“A DEMONIZAÇÃO DAS PESQUISAS É UMA FORMA DE MANTER A MILITÂNCIA MOBILIZADA PARA, EM CASO DE DERROTA, APONTAR UM COMPLÔ COM IMPRENSA, JUDICIÁRIO E URNAS.”

Vera Magalhães – O Globo – 12/10/22

A proposta de punir os institutos de pesquisa e prender seus responsáveis substitui o ataque às urnas eletrônicas (visto que os militares não encontraram indício de fraude) e agora rivaliza com a intervenção no Supremo Tribunal Federal (STF) como o golpismo da vez entre os bolsonaristas.

Esse revezamento de ataques à democracia não é obra do acaso, mas estratégia permanente: o objetivo é conseguir implantar em boa parcela da sociedade a desconfiança em relação aos agentes, instituições e setores responsáveis por uma mínima estabilidade no país. Universidades, instituições científicas e a imprensa também são alvos da tática de demolição levada a cabo pela extrema-direita brasileira.

Os ataques “são coordenados, encadeados e premeditados.

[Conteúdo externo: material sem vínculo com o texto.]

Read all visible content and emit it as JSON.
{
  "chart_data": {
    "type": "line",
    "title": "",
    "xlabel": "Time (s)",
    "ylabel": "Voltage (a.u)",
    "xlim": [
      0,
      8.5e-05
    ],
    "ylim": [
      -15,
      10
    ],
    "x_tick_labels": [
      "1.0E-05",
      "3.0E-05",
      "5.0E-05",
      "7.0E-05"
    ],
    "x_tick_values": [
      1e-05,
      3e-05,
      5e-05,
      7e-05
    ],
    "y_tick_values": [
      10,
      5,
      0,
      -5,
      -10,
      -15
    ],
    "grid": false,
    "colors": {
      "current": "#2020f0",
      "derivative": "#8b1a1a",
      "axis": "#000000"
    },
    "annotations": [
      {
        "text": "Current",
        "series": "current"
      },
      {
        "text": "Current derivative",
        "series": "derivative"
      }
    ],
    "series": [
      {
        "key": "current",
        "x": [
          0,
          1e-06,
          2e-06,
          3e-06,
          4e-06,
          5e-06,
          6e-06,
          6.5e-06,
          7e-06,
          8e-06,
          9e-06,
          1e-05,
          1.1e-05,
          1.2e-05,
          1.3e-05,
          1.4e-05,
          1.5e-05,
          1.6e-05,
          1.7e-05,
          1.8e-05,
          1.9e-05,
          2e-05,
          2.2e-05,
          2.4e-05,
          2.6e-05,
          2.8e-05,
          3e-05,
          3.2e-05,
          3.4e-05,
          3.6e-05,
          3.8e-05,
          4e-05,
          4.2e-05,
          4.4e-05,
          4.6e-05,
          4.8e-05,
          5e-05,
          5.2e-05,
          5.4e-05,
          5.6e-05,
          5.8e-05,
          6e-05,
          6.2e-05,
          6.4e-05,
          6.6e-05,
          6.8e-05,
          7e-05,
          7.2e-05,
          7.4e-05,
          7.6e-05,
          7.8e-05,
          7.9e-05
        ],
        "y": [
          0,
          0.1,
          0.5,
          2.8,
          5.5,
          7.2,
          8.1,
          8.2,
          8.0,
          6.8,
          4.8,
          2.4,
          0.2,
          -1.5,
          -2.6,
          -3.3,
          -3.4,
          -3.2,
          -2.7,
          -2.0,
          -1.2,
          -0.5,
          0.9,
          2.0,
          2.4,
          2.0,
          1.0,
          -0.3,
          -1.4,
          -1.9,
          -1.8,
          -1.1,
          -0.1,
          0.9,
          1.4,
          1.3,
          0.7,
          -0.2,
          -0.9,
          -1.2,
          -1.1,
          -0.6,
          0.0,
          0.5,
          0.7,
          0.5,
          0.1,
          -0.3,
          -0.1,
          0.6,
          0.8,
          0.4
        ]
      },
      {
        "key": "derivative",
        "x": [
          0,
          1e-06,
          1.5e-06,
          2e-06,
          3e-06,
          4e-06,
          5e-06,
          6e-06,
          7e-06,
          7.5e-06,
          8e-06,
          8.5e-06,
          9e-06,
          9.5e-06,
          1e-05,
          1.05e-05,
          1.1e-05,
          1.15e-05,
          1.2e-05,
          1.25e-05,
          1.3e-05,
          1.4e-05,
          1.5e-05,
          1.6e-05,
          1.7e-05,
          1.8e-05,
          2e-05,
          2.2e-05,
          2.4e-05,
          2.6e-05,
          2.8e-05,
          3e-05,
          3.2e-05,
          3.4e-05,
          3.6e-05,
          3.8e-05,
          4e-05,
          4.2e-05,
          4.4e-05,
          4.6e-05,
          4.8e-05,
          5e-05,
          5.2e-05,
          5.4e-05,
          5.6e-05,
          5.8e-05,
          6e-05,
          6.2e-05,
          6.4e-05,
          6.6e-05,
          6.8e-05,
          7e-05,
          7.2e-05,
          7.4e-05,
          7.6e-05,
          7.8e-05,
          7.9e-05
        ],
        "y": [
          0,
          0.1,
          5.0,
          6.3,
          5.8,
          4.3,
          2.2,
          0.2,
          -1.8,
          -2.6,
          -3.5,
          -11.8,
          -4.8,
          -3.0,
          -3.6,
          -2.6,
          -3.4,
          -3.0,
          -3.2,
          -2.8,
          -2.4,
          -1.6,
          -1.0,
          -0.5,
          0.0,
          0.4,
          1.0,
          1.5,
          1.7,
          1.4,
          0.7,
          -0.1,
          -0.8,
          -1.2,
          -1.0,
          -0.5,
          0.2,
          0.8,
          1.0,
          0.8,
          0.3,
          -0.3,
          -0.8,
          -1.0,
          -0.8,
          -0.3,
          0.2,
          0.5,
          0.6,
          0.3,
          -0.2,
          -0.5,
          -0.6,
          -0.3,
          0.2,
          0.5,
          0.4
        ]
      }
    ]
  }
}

Atendem a uma estratégia clara — e eficiente — de minar a confiança da população em instituições e em instrumentos de informação imprescindíveis na democracia”, escreve a jornalista Vera Magalhães.

A intenção de mexer na composição do STF é explicitada por Bolsonaro e pelo vice (agora eleito senador) general Hamilton Mourão desde 2018. Mourão também já aventou um “autogolpe” e defendeu uma nova Constituinte feita por “notáveis”. Nas redes, a construção do descrédito do STF passa por “vilanizar a cada vez um ministro, atribuindo a eles características de personagens, como forma de gerar engajamento”.

Confrontado com mais uma forte reação negativa à nova ameaça, o presidente recua, nega, ataca a imprensa (“Vocês que inventaram isso“) mas deixa no ar a chantagem: pode adiar o plano desde que a Corte “baixe um pouco a temperatura”. E assim corrói mais um pouco a necessária solidez das instituições perante a sociedade.

Contra os institutos de pesquisas, o ministro da Justiça, Anderson Torres, determinou um inquérito da Polícia Federal, em pleno processo eleitoral. “Pretende-se que os institutos se recolham, coloquem freios e filtros na própria atividade. É evidente a tentativa de estrangular também financeiramente as empresas, uma vez que, envolvidas por um manto de falta de credibilidade criado por forças políticas, elas poderão ter dificuldade de encontrar contratantes no futuro”.

Em caso de derrota nas urnas, a demonização das pesquisas acrescenta mais um ingrediente para a revolta dos seguidores de Bolsonaro contra o “complô com institutos, imprensa, Judiciário e urnas, o rol completo de vilões” construído ao longo de todo o mandato.

Quanto à apuração paralela dos militares, cujos resultados são cobrados pelo Tribunal de Contas da União (TCU), Bolsonaro não apenas mandou segurar a informação (“algo que de novo coloca os militares na condição de ser usados por ele como peças no jogo eleitoral”), “como inventou uma nova forma de caos: quer que seus apoiadores façam vigília nas seções eleitorais até a divulgação do resultado”.

A quem interessa o caos?“, já perguntou o presidente, em uma de suas lives. Também já conhecida na cartilha extremista adaptada da dupla Bannon-Trump, dos Estados Unidos, é a tática “acuse-os do que faz”. Bolsonaro sabe bem a quem interessa o caos.